KL Rahul and the chasm between his numbers and his ceiling though there’s no apparent weakness in his test game.
Can KL Rahul close gap between his stats and his ceiling?
There are precisely 100 in Ahmedabad and 100 at Lord’s.
An uncharacteristically loose and untimely drive against Jomel Warrican, as well as an uncommonly loose drive against Shoaib Bashir.
The other aspects of cricket tragedy and farce that defined the Lord’s 100 were absent from the Ahmedabad 100. KL Rahul did not contribute to a partner’s exhaustion. The game did not change because of his dismissal.
However, the scorecard showed the same number. 100. His career total increased by the same number of runs.
Rahul has finished at 100 or 101 in three of his previous four Test hundreds. No one should hold that score against him because he was last man out when he scored 101 at Centurion. But the dismissals at Lord’s and Ahmedabad may have made you howl in agony if you’re one of the increasing number of well-wishers who hope his batting average would rise to a level that at least somewhat reflects his brilliance and Test-match achievements.
Furthermore, it could not be merely a chance occurrence. Rahul has now amassed 11 Test hundreds, and his average, or what we’ll refer to as his century average, is 128.54 over those 11 innings. Of the 18 Indian batsmen who have amassed at least ten Test hundreds, this is the worst century average. Among the 146 batsmen who have scored ten Test hundreds worldwide and throughout cricket’s history, it is the third-worst.
Rahul seldom scores unbeaten hundreds as an opener, so there are other elements that affect the century average, but nothing inflates that number like big hundreds. One of the main reasons Rahul has a lifetime average of 36.00 despite playing a lot of excellent and outstanding innings around the world is that he doesn’t have many. He has only topped 150 twice, both times in 2016.
He has six Test hundreds as an opener in Australia, England, and South Africa—Sunil Gavaskar is the only Asian opener with more—as well as one as a middle-order batsman, in case you need reminding.
Naturally, there are additional factors that contribute to Rahul’s average being what it is and is not. Possibly as a result of attempting to be too many things at once—an unrestrained attacker in T20 cricket and a Test opener in difficult conditions—he had a terrible run in 2018 and 2019 during which his off-stump technique and judgement collapsed.
For instance, Rahul was fired following the 2019 West Indies trip. Mayank Agarwal and Rohit Sharma, who opened for the first time in Test cricket, amassed six hundreds, including three doubles, in five Test matches over India’s following two series, which were played at home against South Africa and Bangladesh.
Following a poor run that included two Test matches against Australia on dustbowls in Nagpur and Delhi, Rahul was then dropped in 2023. He was replaced for the next two Test matches by Shubman Gill, who took just 22 wickets in the five days on a highway in Ahmedabad and another dustbowl in Indore.

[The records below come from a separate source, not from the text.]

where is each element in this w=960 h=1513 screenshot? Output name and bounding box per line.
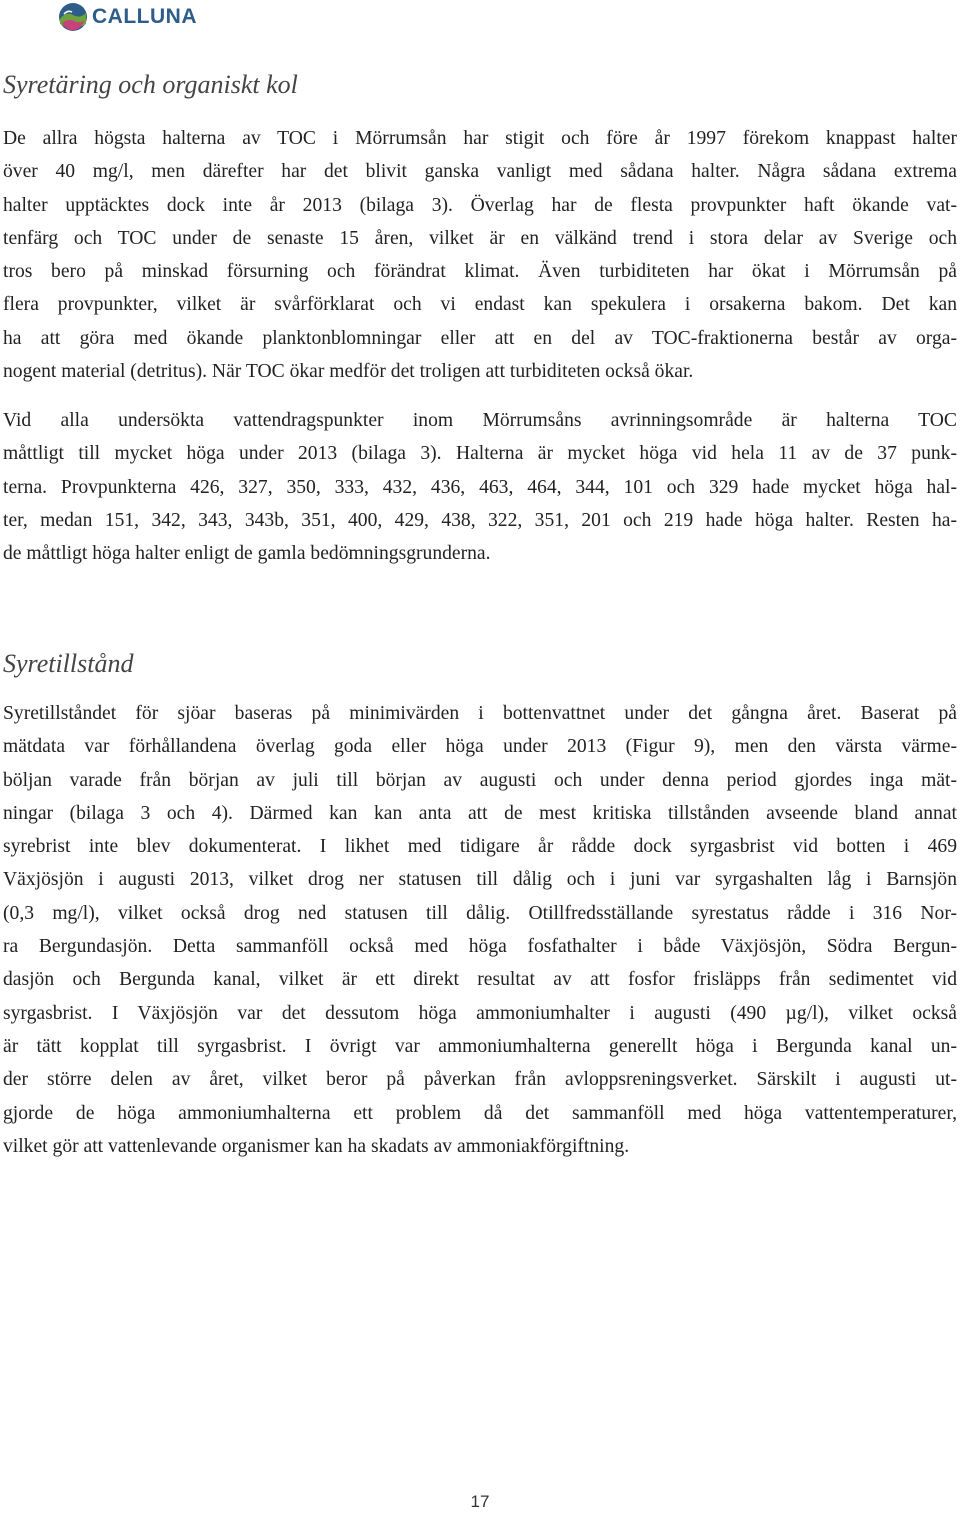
logo-text: CALLUNA xyxy=(92,5,197,28)
text-line: mätdata var förhållandena överlag goda eller höga under 2013 (Figur 9), men den värsta värme- xyxy=(3,736,957,758)
calluna-logo xyxy=(58,2,197,32)
text-line: ningar (bilaga 3 och 4). Därmed kan kan anta att de mest kritiska tillstånden avseende bland annat xyxy=(3,802,957,824)
text-line: (0,3 mg/l), vilket också drog ned statusen till dålig. Otillfredsställande syrestatus rådde i 316 Nor- xyxy=(3,902,957,924)
paragraph-syretillstand xyxy=(3,697,957,1163)
text-line: ha att göra med ökande planktonblomningar eller att en del av TOC-fraktionerna består av orga- xyxy=(3,327,957,349)
text-line: der större delen av året, vilket beror på påverkan från avloppsreningsverket. Särskilt i augusti ut- xyxy=(3,1069,957,1091)
text-line: flera provpunkter, vilket är svårförklarat och vi endast kan spekulera i orsakerna bakom. Det kan xyxy=(3,294,957,316)
text-line: Syretillståndet för sjöar baseras på minimivärden i bottenvattnet under det gångna året. Baserat på xyxy=(3,703,957,724)
text-line: syrebrist inte blev dokumenterat. I likhet med tidigare år rådde dock syrgasbrist vid botten i 469 xyxy=(3,836,957,858)
text-line: Vid alla undersökta vattendragspunkter inom Mörrumsåns avrinningsområde är halterna TOC xyxy=(3,410,957,431)
text-line: Växjösjön i augusti 2013, vilket drog ner statusen till dålig och i juni var syrgashalten låg i Barnsjön xyxy=(3,869,957,891)
text-line: böljan varade från början av juli till början av augusti och under denna period gjordes inga mät- xyxy=(3,769,957,791)
text-line: vilket gör att vattenlevande organismer kan ha skadats av ammoniakförgiftning. xyxy=(3,1135,630,1157)
text-line: halter upptäcktes dock inte år 2013 (bilaga 3). Överlag har de flesta provpunkter haft ökande vat- xyxy=(3,194,957,216)
text-line: tros bero på minskad försurning och förändrat klimat. Även turbiditeten har ökat i Mörrumsån på xyxy=(3,261,957,283)
text-line: nogent material (detritus). När TOC ökar medför det troligen att turbiditeten också ökar. xyxy=(3,361,694,383)
calluna-logo-icon xyxy=(58,2,88,32)
text-line: över 40 mg/l, men därefter har det blivit ganska vanligt med sådana halter. Några sådana extrema xyxy=(3,161,957,183)
text-line: terna. Provpunkterna 426, 327, 350, 333, 432, 436, 463, 464, 344, 101 och 329 hade mycket höga hal- xyxy=(3,476,957,498)
text-line: måttligt till mycket höga under 2013 (bilaga 3). Halterna är mycket höga vid hela 11 av de 37 punk- xyxy=(3,443,957,465)
text-line: syrgasbrist. I Växjösjön var det dessutom höga ammoniumhalter i augusti (490 µg/l), vilket också xyxy=(3,1002,957,1024)
paragraph-vattendrag xyxy=(3,404,957,570)
text-line: är tätt kopplat till syrgasbrist. I övrigt var ammoniumhalterna generellt höga i Bergunda kanal un- xyxy=(3,1035,957,1057)
text-line: dasjön och Bergunda kanal, vilket är ett direkt resultat av att fosfor frisläpps från sedimentet vid xyxy=(3,969,957,991)
text-line: ter, medan 151, 342, 343, 343b, 351, 400, 429, 438, 322, 351, 201 och 219 hade höga halter. Resten ha- xyxy=(3,509,957,531)
text-line: tenfärg och TOC under de senaste 15 åren, vilket är en välkänd trend i stora delar av Sverige och xyxy=(3,227,957,249)
text-line: de måttligt höga halter enligt de gamla bedömningsgrunderna. xyxy=(3,543,491,565)
paragraph-toc xyxy=(3,122,957,388)
section-heading-syretaring: Syretäring och organiskt kol xyxy=(3,70,298,99)
text-line: gjorde de höga ammoniumhalterna ett problem då det sammanföll med höga vattentemperaturer, xyxy=(3,1102,957,1124)
text-line: ra Bergundasjön. Detta sammanföll också med höga fosfathalter i både Växjösjön, Södra Bergun- xyxy=(3,936,957,958)
text-line: De allra högsta halterna av TOC i Mörrumsån har stigit och före år 1997 förekom knappast halter xyxy=(3,128,957,149)
section-heading-syretillstand: Syretillstånd xyxy=(3,649,134,678)
page-number: 17 xyxy=(470,1492,490,1511)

In the Test, Gill scored a hundred.
He did, of course. When given the opportunity, the best Test batsmen have always filled their boots. Rahul hasn’t really displayed that ravenous desire to maximise the good times during his career, despite what his century average would indicate. Or as his 2025 average thus far indicates. His average has been 49.92, and he is having an amazing year.

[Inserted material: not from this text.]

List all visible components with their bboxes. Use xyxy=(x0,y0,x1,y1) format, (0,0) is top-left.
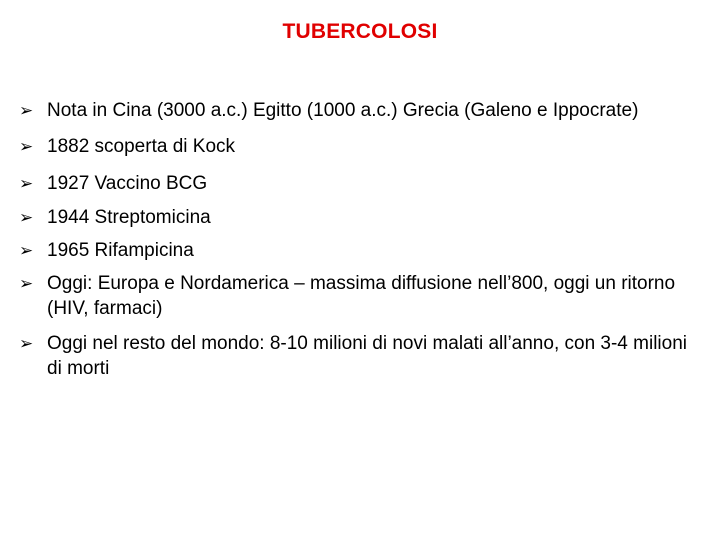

It’s frustrating because Rahul has appeared technically perfect for the majority of this season, displaying no signs of even a slight weakness that a bowler could try to exploit. Hours and hours had passed since a ball that didn’t deserve to beat him beat him. In addition to being cautious, he has been aware of scoring opportunities. Still, 49.92. In Test cricket, it’s his second-best season. 2016 was his finest year, with an average of 59.88.

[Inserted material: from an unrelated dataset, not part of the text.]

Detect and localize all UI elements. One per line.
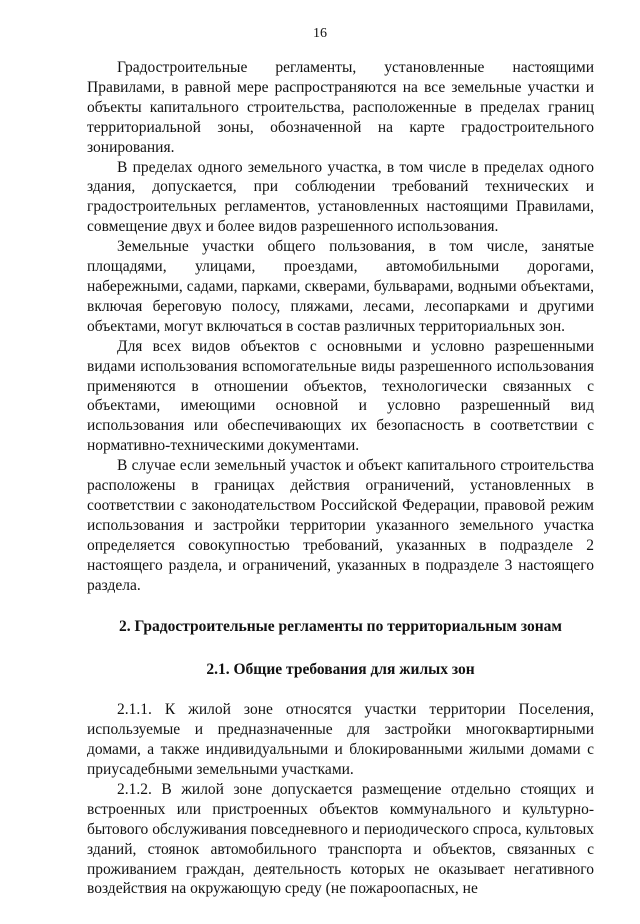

When you consider that Virat Kohli and Cheteshwar Pujara each had three seasons with 500+ runs at 60+ averages, that seems fairly excellent. Ajinkya Rahane and Rohit Sharma each completed a 500–600 year. By the end of the year, Rishabh Pant, Gill, and Ravindra Jadeja will have done it twice, once, and once, respectively, assuming their 2025 averages don’t go below 60.
Rahul’s career is among the most intriguing of his time because of the discrepancy between his performance and the high ceiling he has always shown. However, that disparity also represents the leap he has yet to make—from a batter of enormous and established talent to a run-scorer with ravenous appetite. At 33, is he able to make the leap?